# not that I mind, but...



## Sam (Jan 15, 2006)

my rep influence just went up a point, but my total points hasnt changed.

what happened?


----------



## Jonathan Randall (Jan 16, 2006)

Sam said:
			
		

> my rep influence just went up a point, but my total points hasnt changed.
> 
> what happened?


 
You probably added a point because it's your one year anniversary as a MT Member. You gain a point of rep. power per year as a member, IIRC, as well as per thousand posts.


----------



## Bob Hubbard (Jan 16, 2006)

Time in, post count, effect your power both do.  The more posts do you make, and longer with us you are, more powerful in the Force you become young padewan.

:jedi1:


----------



## Sam (Jan 16, 2006)

my one year anniversary of MT?

SWEEET!!!

*edit*

I'm gonna pretend that the jedi master didnt just spell "padawan" incorrectly.


----------



## Jonathan Randall (Jan 16, 2006)

Bob Hubbard said:
			
		

> Time in, post count, effect your power both do. The more posts do you make, and longer with us you are, more powerful in the Force you become young padewan.
> 
> :jedi1:


 
*May the Schwartz be with you!!!*
:jediduel: :jediduel: :jediduel: :jediduel:


----------



## Bob Hubbard (Jan 16, 2006)

Sam said:
			
		

> my one year anniversary of MT?
> 
> SWEEET!!!
> 
> ...


Drinking I am.
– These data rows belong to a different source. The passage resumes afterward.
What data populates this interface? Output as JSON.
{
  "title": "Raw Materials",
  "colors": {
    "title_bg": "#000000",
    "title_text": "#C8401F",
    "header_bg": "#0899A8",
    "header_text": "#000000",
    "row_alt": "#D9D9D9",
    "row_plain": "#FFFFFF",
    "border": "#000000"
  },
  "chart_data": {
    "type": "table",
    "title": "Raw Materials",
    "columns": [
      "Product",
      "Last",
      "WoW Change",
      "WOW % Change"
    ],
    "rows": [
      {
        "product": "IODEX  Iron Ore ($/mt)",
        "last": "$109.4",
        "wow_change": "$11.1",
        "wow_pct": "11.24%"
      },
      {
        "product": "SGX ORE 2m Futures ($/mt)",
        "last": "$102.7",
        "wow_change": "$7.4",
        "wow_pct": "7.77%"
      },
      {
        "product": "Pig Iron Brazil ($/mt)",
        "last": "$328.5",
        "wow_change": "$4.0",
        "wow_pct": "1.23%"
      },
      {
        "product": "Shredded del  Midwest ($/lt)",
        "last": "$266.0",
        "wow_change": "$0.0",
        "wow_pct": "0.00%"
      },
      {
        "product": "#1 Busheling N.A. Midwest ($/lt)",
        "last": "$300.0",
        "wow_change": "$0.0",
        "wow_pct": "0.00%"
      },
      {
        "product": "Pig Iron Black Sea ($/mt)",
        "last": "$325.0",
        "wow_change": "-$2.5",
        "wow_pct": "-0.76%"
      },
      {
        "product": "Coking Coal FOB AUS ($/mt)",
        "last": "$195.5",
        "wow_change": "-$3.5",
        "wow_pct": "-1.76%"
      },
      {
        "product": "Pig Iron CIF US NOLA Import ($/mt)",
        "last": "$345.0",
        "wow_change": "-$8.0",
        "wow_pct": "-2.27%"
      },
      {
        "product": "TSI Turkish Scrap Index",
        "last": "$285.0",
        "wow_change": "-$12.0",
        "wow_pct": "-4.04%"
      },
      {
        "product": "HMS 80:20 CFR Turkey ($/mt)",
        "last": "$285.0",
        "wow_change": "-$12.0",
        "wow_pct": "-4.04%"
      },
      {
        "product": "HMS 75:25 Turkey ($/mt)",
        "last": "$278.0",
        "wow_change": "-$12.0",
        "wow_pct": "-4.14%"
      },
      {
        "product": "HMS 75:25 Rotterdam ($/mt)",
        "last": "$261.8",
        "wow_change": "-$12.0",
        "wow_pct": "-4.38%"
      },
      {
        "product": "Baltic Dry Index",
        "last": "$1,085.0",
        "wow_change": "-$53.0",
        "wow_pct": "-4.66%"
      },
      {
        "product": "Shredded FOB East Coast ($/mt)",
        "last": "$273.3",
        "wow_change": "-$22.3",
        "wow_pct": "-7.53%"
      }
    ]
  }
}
Clouded things are. My glass, empty do I sense. *hic*
Off to BBQ Jar Jar I am.  hehehehehehehehehe


----------



## Sam (Jan 16, 2006)

Jonathan Randall said:
			
		

> *May the Schwartz be with you!!!*
> :jediduel: :jediduel: :jediduel: :jediduel:



Ludacris speed? I dont know if the ship can go that fast!

Just what we need, a druish princess!

I knew it! I'm surrounded by *******s!

What's a matter coloniel sanders... Chicken?

That was my virgin-alarm. It's programmed to go off before you do! 

If you can read this, you don't need glasses. 

*loves that movie*


----------



## FearlessFreep (Jan 16, 2006)

Evil will always triumph because good is dumb


----------



## arnisador (Jan 16, 2006)

Sam said:
			
		

> Ludacris speed?


 
What's that rapping sound I'm hearing?


----------



## shesulsa (Jan 16, 2006)

Sam said:
			
		

> Ludacris speed? I dont know if the ship can go that fast!


Please tell me the young padawan did not misspell the word, "ludicrous?"


----------



## MA-Caver (Jan 16, 2006)

:rofl: MA-Caver is giggling quietly in some small corner of the MT dojo.....


----------



## Sam (Jan 16, 2006)

heh. I was indeed thinking of the rapper.

But seriously. who would expect a rapper to use the english language incorrectly?

:rofl:


----------



## shesulsa (Jan 16, 2006)

Sam said:
			
		

> But seriously. who would expect a rapper to use the english language incorrectly?:rofl:


:lol2:  Good point!


----------